Game Revolutions Brian Gee awarded the game a C+. He wrote, "It's easy to tell what the developers focused on, because The Bouncer is obviously one of the best-looking games on a console to date. Near flawless animations and picture perfect visuals make it a great choice to show off the sleek Sony super machine to your friends. Once the game begins, though, The Bouncer sheds i [sic] pretty boy image and gets down and dirty." He was critical of the controls and the absence of a lock-on feature. Like other critics, he also had problems with the camera and the ratio of cutscenes to gameplay. He concluded "Though many will undoubtedly be disappointed by The Bouncers inability to live up to the hype, others will find a fancy beat 'em up to pass a few hours. Its flashy graphics are at least worth taking a look at, but its many problems just might keep it from a place in the collection."

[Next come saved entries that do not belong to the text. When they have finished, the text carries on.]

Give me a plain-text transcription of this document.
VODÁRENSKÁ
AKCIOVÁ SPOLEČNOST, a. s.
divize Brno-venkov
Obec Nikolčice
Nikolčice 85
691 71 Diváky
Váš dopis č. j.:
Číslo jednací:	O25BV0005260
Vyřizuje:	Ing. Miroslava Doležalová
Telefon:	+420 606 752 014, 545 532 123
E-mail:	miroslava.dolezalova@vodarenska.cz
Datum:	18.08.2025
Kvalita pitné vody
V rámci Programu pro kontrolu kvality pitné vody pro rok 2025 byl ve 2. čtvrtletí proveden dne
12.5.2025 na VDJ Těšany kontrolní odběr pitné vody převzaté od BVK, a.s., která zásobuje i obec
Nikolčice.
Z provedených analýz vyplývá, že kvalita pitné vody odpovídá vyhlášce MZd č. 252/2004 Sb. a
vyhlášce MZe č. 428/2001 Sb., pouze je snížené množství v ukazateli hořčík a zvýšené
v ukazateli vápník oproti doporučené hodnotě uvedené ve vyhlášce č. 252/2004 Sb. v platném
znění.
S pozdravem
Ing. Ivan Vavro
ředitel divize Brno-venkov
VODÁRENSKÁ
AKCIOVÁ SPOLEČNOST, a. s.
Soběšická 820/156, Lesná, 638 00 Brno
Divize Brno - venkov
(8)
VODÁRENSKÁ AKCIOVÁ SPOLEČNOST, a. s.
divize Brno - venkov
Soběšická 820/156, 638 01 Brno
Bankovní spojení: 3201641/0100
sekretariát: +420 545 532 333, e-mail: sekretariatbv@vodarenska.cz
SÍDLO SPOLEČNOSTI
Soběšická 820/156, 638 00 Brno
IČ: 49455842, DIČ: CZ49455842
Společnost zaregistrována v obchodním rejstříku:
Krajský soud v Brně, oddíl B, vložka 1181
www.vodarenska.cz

GamePro were more impressed, scoring the game 4.5 out 5, and writing "The Bouncer slickly combines copious amounts of hard-hitting moves with a stellar story line all in a visually stunning world."

Blake Fischer reviewed the PlayStation 2 version of the game for Next Generation, rating it two stars out of five, and stated that "The Bouncer manages to look good, but don't let that fool you into thinking that it's very fun."

Aggregate score
| Aggregator | Score |
|---|---|
| Metacritic | 66/100 |

Review scores
| Publication | Score |
|---|---|
| Famitsu | 31/40 |
| GamePro | 4.5/5 |
| GameRevolution | C+ |
| GameSpot | 6.7/10 |
| IGN | 7/10 |
| Next Generation | 2/5 |
| Official U.S. PlayStation Magazine | 3/5 |
| Play | 76% |

===Sales===
In its debut week in Japan, it sold 158,727 units, debuting as the fifth highest selling game across all systems. It went on to sell 219,858 units by the end of 2000, finishing as the 53rd highest selling game of the year, across all systems, and the 9th highest selling PlayStation 2 game of the year. It sold an additional 126,123 units in 2001, for a total of 345,981 units sold in Japan.

The game received a Gold Prize from the 2001 PlayStation Awards for over 500,000 units sold in Asia. In the United States, the game sold 240,670 units. In total, the game sold over units in Asia and the United States.